Mofusand, le retour
Les petits chats de l’univers de Mofusand par la créatrice Juno (Junko Noji) sont de retour.
Ils ont conquis la planète via les réseaux sociaux. Ils se déclinent en peluches, figurines, animes, etc. Ici on s’intéresse bien sûr aux mangas. On connait chez nous Le petit Guide des Chats baroudeurs, Parlez Japonais avec Mofusand et Requin-miaou.

Un album pour les petits ?
« Les petits chats au travail » ne dépareillerait pas la collection d’albums de votre bambin. C’est un format carré de 32 pages avec une belle couverture munie d’un liseré félin en or. Nous ne garantissons pas les carats de celle-ci, mais ça peut vous donner une excuse pour avoir acheté l’album si vous n’avez pas d’enfants… Enfin, disons une meilleure excuse que les chats tout mignons qui ornent toutes les pages.

Et pourtant l’album fait partie de la collection Seinen. Nés sur le compte Instagram de l’autrice, les petits chats sont devenus le symbole d’une génération : leur cœur de cible, c’est les 15-35 ans ! Le mélange de mignonnerie et de vie quotidienne a réuni une fanbase très importante. Reflets des ados qui ne veulent pas grandir, ils ne racontent pas seulement ce que l’image en montre. De là à les taxer de subversion, il y a une marge. Une marge financière, même étant donné le succès du merchandising
Au boulot les chatons
L’histoire est typique de la relation des japonais avec le monde du travail. Les deux petits chats ont des métiers très différents. L’un est employé dans un parc d’attraction. Ça pourrait vendre du rêve à un enfant : « Il distribue des sourires aux enfants toute la journée ». Il conviendrait de ne pas ajouter « pour un salaire minable et en crevant de chaud » pour conserver cette magie.
Le deuxième est employé de bureau et tape sur son ordi toute la journée. « Clic clic clic clic clic ». Puis il mange tout seul avant d’aller subir la mauvaise humeur de son patron.

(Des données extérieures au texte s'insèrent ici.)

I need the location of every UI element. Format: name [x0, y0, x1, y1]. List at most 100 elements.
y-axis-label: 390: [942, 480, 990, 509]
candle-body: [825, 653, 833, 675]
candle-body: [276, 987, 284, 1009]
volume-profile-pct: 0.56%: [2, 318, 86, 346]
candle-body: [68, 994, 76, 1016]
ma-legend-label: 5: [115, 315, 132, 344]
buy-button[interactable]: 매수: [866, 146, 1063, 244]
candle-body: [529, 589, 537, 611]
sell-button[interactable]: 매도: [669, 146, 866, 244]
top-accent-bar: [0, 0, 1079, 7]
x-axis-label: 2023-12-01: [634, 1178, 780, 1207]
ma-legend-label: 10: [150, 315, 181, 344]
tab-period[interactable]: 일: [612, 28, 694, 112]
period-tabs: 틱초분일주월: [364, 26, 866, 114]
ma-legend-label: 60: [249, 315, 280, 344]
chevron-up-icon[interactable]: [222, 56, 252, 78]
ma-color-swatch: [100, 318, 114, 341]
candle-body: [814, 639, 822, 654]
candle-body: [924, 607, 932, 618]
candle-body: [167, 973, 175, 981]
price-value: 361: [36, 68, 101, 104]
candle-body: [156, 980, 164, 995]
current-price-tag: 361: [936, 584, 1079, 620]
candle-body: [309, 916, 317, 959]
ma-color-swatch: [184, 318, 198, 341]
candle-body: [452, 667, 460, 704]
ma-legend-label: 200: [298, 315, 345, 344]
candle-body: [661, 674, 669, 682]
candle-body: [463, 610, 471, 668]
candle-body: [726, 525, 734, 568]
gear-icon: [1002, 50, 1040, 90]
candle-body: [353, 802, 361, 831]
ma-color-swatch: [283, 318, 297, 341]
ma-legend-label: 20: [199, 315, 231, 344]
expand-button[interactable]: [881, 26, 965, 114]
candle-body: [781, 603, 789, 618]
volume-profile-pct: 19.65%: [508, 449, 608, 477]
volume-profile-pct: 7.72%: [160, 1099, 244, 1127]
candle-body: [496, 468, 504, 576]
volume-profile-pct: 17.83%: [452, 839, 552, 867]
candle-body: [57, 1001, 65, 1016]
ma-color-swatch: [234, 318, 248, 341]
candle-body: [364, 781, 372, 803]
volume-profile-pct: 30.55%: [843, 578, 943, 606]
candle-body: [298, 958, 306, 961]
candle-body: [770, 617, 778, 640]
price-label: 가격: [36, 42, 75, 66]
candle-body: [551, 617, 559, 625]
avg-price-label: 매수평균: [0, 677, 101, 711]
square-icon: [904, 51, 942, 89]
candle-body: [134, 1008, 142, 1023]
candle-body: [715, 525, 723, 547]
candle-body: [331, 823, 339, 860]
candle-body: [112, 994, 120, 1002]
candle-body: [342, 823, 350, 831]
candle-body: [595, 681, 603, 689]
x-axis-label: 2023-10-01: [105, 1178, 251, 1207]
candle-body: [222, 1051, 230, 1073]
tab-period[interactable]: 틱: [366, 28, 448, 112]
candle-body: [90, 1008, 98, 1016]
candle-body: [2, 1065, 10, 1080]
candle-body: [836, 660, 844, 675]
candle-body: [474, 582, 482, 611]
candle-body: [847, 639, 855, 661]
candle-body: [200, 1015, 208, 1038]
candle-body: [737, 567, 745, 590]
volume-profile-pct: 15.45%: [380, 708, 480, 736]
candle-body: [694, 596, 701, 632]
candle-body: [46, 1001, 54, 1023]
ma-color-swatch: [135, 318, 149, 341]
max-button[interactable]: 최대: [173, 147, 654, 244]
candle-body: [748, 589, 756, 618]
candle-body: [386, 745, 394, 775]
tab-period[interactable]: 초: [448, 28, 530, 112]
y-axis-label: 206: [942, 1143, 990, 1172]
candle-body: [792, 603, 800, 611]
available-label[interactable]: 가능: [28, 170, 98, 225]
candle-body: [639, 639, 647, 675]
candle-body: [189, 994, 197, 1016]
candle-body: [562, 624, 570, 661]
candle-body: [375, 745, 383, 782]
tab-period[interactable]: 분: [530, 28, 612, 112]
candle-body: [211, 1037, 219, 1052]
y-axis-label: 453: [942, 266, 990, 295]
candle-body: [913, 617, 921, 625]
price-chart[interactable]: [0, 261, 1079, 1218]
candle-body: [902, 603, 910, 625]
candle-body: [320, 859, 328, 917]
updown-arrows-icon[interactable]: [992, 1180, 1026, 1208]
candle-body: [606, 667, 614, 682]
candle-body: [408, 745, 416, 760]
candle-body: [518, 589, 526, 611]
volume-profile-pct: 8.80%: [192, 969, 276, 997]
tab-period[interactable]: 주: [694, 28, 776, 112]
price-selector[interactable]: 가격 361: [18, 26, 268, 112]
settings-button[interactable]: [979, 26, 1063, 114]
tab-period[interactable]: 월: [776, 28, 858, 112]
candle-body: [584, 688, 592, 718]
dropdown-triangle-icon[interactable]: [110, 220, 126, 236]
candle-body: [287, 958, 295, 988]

Il s’endort dans les transports en commun pour rentrer chez lui

Tout est raconté factuellement, sans aucun recul, comme si tout était normal.
Les petits chats finissent heureusement la journée en jouant et en se bagarrant comme des chats. La conclusion est glaçante : « Dormez bien, vous avez bien travaillé ! »
Lu au premier degré ce sont des chats mignons dans une belle société capitaliste bien rodée. Au second, ça peut être la base d’une dénonciation de cette même société abrutissante.
Un chat peut en cacher un autre
Personnellement, je ne savais rien du background de ce livre et je pensais chroniquer un album pour enfants. Autant dire que j’étais plutôt choqué et mécontent de ce métro-boulot-miaou ou l’aliénation et l’exploitation sont la norme mignonisée. Surprise à la rédaction de la chronique quand j’ai vu qu’il faisait partie de la collection Seinen ! Comment ? Pour ados et adultes ? Ça change pas mal de choses. Je suis donc allé à la pêche aux infos. Je n’ai rien trouvé en France, ce qui n’est pas très correct de la part de l’éditeur (la collection Seinen n’est même pas mentionnée sur le livre, il faut aller se renseigner sur leur site). Ils jouent donc sur les deux tableaux en pêchant les fans de la licence, tout en présentant un album qui peut passer pour enfantin.

C’est sur un site américain que j’ai trouvé une mine d’informations sur l’auteur et la licence. De fait, Je comprends mieux l’engouement d’une tranche d’âge pour ces chats reliant l’enfance à l’âge adulte. Je regrette la confusion que peut créer l’absence d’informations. Cela peut d’ailleurs l’empêcher de trouver son public, je suppose.
En soi, l’album est de très bonne facture, le dessin excellent. Reste le scénario critiquable pour toutes les raisons évoquées. Ce ne sera pas un album que je conseillerai, malgré ses qualités esthétiques.